Gerade der Blick auf die Trennungen unterstreicht den Bedeutungsgewinn der Familie "als Versorgungs- und Verantwortungsgemeinschaft, als Überlebenszelle, als emotionale[m] Rückzugsort" (Saal, 364). Die intensiven, teils eigensinnigen und sogar widerständigen, teils propagandistisch flankierten und administrativ stimulierten Versuche, Trennungen zu vermeiden, zu überwinden oder zumindest auszugleichen, arbeiten die Beiträge eindrucksvoll heraus. Genau diese Konzentration auf die Sicherung des eigenen Privatraums brachte mit sich, dass sich als "arisch" geltende Menschen über die Erfahrungen der zur Ausgrenzung, Ausbeutung oder Deportation vorgesehenen Familien selten Gedanken machten - wenn sie nicht sogar die Vertreibung von Polen und Juden bewusst forcierten, worauf Lisner hinweist. Eine breitere Kontextualisierung dieser Befunde bieten Tatjana Tönsmeyers Überlegungen zu einer Geschichte der Besatzungsgesellschaften, die familiäre Beziehungen einbezieht und damit die Makro- mit der Mikroebene, die Sozial- mit der Emotionsgeschichte verbindet. Weiter nachzugehen wäre der Frage, wie sich die kriegsbedingten Trennungen in die europäische Familiengeschichte des 20. Jahrhunderts integrieren ließen. Verschiedentlich wird die Brücke zu den Erfahrungen der Nachkriegsjahre und den traumatisierenden Langzeitfolgen geschlagen. Heinemann verweist zudem auf die "forcierte Familienrhetorik und Politik der Regierungen Adenauer" (80).
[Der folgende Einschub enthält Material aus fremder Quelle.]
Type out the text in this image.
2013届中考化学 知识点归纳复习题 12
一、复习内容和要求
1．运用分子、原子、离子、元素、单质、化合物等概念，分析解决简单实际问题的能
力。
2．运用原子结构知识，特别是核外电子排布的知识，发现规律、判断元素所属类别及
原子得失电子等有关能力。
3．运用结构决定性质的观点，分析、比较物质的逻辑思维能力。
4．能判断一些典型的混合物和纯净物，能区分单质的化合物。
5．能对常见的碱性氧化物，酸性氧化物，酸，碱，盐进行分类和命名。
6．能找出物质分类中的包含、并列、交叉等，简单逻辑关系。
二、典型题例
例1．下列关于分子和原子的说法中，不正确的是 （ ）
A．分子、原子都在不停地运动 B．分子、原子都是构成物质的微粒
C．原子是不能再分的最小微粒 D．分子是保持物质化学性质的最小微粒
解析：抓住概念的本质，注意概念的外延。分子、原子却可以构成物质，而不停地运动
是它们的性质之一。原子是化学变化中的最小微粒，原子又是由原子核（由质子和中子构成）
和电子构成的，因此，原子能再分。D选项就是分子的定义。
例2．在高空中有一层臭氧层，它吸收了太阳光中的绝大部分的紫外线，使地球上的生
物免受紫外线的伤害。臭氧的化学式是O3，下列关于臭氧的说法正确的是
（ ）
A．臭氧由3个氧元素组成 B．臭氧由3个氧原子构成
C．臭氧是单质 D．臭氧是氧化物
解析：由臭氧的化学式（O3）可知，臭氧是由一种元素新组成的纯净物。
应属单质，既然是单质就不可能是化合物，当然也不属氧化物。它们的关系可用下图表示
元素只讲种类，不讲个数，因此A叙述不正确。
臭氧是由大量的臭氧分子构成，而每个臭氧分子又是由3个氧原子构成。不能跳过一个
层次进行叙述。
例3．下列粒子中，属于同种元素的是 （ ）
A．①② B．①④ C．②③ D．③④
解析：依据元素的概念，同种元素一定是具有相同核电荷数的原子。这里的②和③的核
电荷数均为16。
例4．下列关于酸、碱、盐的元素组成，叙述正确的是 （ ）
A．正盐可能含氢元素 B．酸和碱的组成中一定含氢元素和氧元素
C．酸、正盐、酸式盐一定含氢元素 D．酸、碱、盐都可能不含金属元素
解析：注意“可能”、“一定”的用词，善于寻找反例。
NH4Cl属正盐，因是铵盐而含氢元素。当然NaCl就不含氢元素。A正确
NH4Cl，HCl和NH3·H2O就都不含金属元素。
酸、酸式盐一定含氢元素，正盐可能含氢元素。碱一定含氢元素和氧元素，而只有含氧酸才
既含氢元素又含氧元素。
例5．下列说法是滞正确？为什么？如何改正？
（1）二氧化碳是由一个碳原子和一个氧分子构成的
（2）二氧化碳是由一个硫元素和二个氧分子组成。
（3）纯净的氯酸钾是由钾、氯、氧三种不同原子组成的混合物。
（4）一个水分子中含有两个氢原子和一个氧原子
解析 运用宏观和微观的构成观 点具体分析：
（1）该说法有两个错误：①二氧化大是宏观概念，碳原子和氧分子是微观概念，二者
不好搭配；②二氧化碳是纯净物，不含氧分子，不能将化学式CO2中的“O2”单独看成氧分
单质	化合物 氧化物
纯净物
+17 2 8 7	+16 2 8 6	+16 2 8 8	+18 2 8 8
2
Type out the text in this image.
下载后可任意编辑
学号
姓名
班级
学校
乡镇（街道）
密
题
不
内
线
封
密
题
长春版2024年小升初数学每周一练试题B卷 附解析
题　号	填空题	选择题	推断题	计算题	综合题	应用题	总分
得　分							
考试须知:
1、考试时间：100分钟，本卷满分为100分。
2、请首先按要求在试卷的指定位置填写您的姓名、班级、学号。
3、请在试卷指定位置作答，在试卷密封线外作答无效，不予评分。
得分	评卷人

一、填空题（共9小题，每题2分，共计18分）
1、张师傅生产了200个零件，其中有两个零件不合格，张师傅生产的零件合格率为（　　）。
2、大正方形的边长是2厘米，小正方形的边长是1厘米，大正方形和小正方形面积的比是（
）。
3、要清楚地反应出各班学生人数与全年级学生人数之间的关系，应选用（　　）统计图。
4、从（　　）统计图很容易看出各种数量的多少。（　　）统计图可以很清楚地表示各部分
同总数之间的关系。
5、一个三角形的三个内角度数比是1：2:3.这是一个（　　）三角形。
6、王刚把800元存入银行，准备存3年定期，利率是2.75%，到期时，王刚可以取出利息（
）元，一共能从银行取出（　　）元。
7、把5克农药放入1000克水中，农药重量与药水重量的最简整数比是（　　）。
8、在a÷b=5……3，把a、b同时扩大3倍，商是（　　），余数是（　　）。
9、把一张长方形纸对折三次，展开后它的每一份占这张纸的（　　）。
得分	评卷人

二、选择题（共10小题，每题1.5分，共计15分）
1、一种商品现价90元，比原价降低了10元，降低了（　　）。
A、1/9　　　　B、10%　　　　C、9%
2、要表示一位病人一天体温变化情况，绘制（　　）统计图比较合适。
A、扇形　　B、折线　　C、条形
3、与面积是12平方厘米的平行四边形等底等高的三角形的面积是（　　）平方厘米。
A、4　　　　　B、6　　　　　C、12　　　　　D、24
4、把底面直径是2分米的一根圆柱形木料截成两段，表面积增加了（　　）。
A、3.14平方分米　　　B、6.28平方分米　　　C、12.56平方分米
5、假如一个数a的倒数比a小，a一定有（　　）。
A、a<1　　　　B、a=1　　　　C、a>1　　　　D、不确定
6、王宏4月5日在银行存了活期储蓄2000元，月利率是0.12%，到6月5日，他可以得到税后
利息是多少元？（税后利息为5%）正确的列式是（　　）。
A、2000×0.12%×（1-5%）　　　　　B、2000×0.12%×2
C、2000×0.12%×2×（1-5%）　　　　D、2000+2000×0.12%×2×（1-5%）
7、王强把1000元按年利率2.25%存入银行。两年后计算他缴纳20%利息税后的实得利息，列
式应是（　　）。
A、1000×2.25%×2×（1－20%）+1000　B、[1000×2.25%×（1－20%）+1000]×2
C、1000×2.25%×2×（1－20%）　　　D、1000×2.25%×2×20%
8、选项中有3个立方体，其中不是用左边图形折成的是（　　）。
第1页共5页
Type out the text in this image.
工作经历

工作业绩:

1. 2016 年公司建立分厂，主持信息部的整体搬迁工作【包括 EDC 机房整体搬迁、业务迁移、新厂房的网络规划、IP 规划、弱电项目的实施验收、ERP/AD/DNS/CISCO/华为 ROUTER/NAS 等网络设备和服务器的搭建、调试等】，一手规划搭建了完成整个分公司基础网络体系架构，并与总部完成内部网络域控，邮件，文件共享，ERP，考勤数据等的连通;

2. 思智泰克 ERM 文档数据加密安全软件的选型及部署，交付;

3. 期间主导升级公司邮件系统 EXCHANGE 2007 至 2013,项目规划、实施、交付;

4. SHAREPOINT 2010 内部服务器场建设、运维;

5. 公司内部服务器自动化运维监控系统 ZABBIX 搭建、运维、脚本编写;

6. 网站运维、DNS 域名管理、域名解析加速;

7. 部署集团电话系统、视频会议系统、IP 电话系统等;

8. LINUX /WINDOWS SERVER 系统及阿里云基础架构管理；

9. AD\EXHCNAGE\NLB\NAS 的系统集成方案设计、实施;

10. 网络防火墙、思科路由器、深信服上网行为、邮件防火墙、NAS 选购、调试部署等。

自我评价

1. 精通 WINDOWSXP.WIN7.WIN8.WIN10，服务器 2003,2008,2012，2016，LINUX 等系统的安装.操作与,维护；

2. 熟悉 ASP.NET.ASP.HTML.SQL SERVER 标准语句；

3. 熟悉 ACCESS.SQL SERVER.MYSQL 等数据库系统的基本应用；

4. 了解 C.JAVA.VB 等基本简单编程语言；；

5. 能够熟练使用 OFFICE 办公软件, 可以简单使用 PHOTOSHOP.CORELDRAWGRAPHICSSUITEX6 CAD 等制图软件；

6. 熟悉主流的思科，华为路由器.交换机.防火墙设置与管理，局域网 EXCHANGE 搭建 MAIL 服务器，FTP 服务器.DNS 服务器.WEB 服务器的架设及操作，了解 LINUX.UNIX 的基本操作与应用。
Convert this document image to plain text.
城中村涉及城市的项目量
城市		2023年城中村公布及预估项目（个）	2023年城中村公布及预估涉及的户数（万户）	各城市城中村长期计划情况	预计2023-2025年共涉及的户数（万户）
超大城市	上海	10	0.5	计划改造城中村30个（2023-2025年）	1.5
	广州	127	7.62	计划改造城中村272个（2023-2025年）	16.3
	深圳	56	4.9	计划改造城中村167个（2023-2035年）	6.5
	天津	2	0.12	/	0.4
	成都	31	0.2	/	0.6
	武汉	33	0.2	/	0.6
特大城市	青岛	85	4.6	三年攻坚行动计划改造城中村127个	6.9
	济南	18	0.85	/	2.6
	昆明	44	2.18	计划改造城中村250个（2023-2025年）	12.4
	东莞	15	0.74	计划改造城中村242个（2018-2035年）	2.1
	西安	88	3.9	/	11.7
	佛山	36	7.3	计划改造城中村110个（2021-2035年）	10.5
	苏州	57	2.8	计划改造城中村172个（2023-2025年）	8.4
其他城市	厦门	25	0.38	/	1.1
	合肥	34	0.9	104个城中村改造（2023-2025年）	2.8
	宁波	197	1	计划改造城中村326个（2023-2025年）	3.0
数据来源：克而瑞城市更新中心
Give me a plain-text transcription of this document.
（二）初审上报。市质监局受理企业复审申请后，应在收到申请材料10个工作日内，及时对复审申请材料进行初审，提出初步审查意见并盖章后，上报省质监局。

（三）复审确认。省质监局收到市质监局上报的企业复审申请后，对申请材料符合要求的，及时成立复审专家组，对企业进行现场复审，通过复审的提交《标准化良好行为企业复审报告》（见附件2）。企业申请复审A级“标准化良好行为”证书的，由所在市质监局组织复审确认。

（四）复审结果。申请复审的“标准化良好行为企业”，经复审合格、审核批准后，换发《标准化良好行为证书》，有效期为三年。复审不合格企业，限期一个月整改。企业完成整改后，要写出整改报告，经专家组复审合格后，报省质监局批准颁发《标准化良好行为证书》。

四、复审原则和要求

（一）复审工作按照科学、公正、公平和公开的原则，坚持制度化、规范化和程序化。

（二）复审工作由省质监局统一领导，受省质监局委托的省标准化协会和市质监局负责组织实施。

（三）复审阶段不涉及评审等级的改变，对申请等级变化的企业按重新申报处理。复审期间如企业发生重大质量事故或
Angestrengte Bemühungen, den Familienzusammenhalt sowohl zu beschwören als auch zu fördern, gab es auch in anderen europäischen Gesellschaften - sowohl nach 1945 als auch bereits in den 1920er und 1930er Jahren, in denen die Verluste und Trennungen des Ersten Weltkriegs nachwirkten und sich gleichzeitig zunehmend Individualisierungsansprüche artikulierten. Inwiefern beeinflusste dieser Hintergrund die Trennungserfahrungen und -deutungen während des Zweiten Weltkriegs? Vorerst bleibt das Fazit, dass das "Jahrhundert der Extreme" (Eric Hobsbawm) die europäischen Familien starken Fliehkräften aussetzte und sie gleichzeitig mit hohen Kohäsions- und Stabilitätserwartungen belastete. Kein Regime tat dies jedoch mit derartiger ideologischer Monomanie und instrumenteller Brutalität wie das nationalsozialistische Deutschland.